I had always been interested in working across species and specifically between the human being and other animals. During my time in the USA this had been a part of my formal role, but, increasingly, I realised that it was an ongoing theme. In 2009, I enrolled on a postgraduate medical degree, and although my various businesses, income and leisure time took a large hit for a time, we emerged reasonably unscathed, thanks to the broad grounding of the classical veterinary curriculum. The medical curriculum was predominantly problem-based learning and, to be honest, while currently in vogue, my personal experience was that this was an easy way out. I feel it covered less ground less thoroughly than the classical curricula did, and was a good way for universities to economise on teaching. I could never have held down a full-time job while at veterinary school, yet I had two companies to run and an adjunct professor role to maintain during medical school, with a two-hour commute each day and a family.
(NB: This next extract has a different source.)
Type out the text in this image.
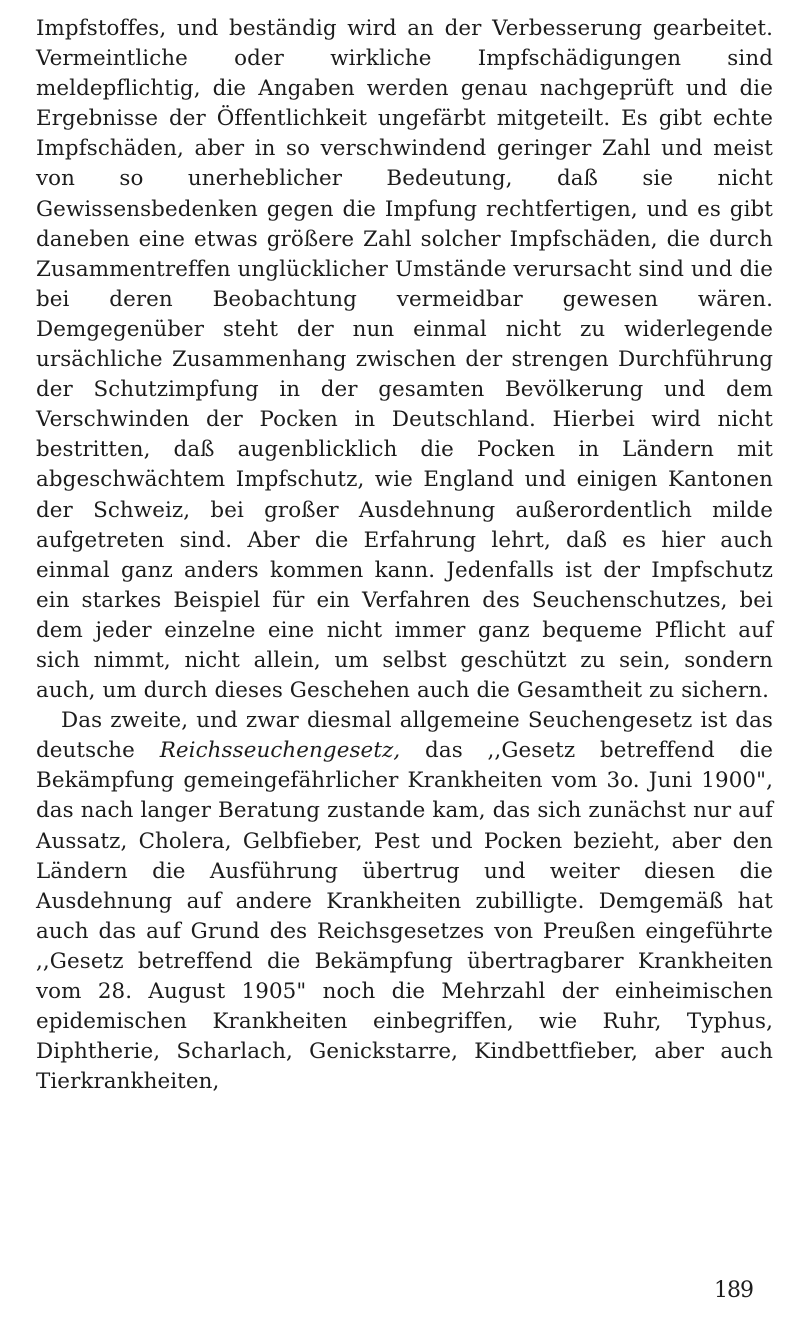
Impfstoffes, und beständig wird an der Verbesserung gearbeitet. Vermeintliche oder wirkliche Impfschädigungen sind meldepflichtig, die Angaben werden genau nachgeprüft und die Ergebnisse der Öffentlichkeit ungefärbt mitgeteilt. Es gibt echte Impfschäden, aber in so verschwindend geringer Zahl und meist von so unerheblicher Bedeutung, daß sie nicht Gewissensbedenken gegen die Impfung rechtfertigen, und es gibt daneben eine etwas größere Zahl solcher Impfschäden, die durch Zusammentreffen unglücklicher Umstände verursacht sind und die bei deren Beobachtung vermeidbar gewesen wären. Demgegenüber steht der nun einmal nicht zu widerlegende ursächliche Zusammenhang zwischen der strengen Durchführung der Schutzimpfung in der gesamten Bevölkerung und dem Verschwinden der Pocken in Deutschland. Hierbei wird nicht bestritten, daß augenblicklich die Pocken in Ländern mit abgeschwächtem Impfschutz, wie England und einigen Kantonen der Schweiz, bei großer Ausdehnung außerordentlich milde aufgetreten sind. Aber die Erfahrung lehrt, daß es hier auch einmal ganz anders kommen kann. Jedenfalls ist der Impfschutz ein starkes Beispiel für ein Verfahren des Seuchenschutzes, bei dem jeder einzelne eine nicht immer ganz bequeme Pflicht auf sich nimmt, nicht allein, um selbst geschützt zu sein, sondern auch, um durch dieses Geschehen auch die Gesamtheit zu sichern.

Das zweite, und zwar diesmal allgemeine Seuchengesetz ist das deutsche Reichsseuchengesetz, das ,,Gesetz betreffend die Bekämpfung gemeingefährlicher Krankheiten vom 3o. Juni 1900", das nach langer Beratung zustande kam, das sich zunächst nur auf Aussatz, Cholera, Gelbfieber, Pest und Pocken bezieht, aber den Ländern die Ausführung übertrug und weiter diesen die Ausdehnung auf andere Krankheiten zubilligte. Demgemäß hat auch das auf Grund des Reichsgesetzes von Preußen eingeführte ,,Gesetz betreffend die Bekämpfung übertragbarer Krankheiten vom 28. August 1905" noch die Mehrzahl der einheimischen epidemischen Krankheiten einbegriffen, wie Ruhr, Typhus, Diphtherie, Scharlach, Genickstarre, Kindbettfieber, aber auch Tierkrankheiten,

189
I firmly credit the great foundation laid by the curriculum we experienced at Dick Vet and Edinburgh university in the late 1980s and early 1990s.

New avenues

The medical degree has opened many further possibilities for continued learning and research collaborations with doctors where previously ‘veterinary’ involvement had seemed irrelevant to them. It led to professorial roles, this time in the Faculty of Health and at the Institute of Health and Bioscience Innovation at Queensland University of Technology with a concurrent appointment at the national centre of excellence, the Translation Research Institute (read ‘One Health’) in Brisbane. Looking back, veterinary medicine starts us off with an immensely broad curriculum that facilitates both specialisation and diversification. My entire career has been in One Health, just at different times different aspects have dominated.

I have been asked what has given me most pleasure in my veterinary career. In a phrase: ‘variety, learning and adventure’. Outside the veterinary sphere, the biggest joy has been my children and sharing with them the joys of horseriding, sailing, our many pets and adventures outdoors. I intended that they would grow up in a family veterinary practice, yet they have already travelled internationally far more than I had at twice their age, so I thank veterinary medicine for the diverse opportunities it has given us all.

Last year, the fun of publishing a novel ‘Spindrift-swept from Zimbabwe’ about my childhood during the guerrilla war in that country was also an exciting diversion. I was asked whether I would choose the same career path again. It is far too early to look back: I am not yet halfway through my working life, so let's just see what the next 25 to 30 years bring as a veterinary background still offers a very diverse array of career choices for the future.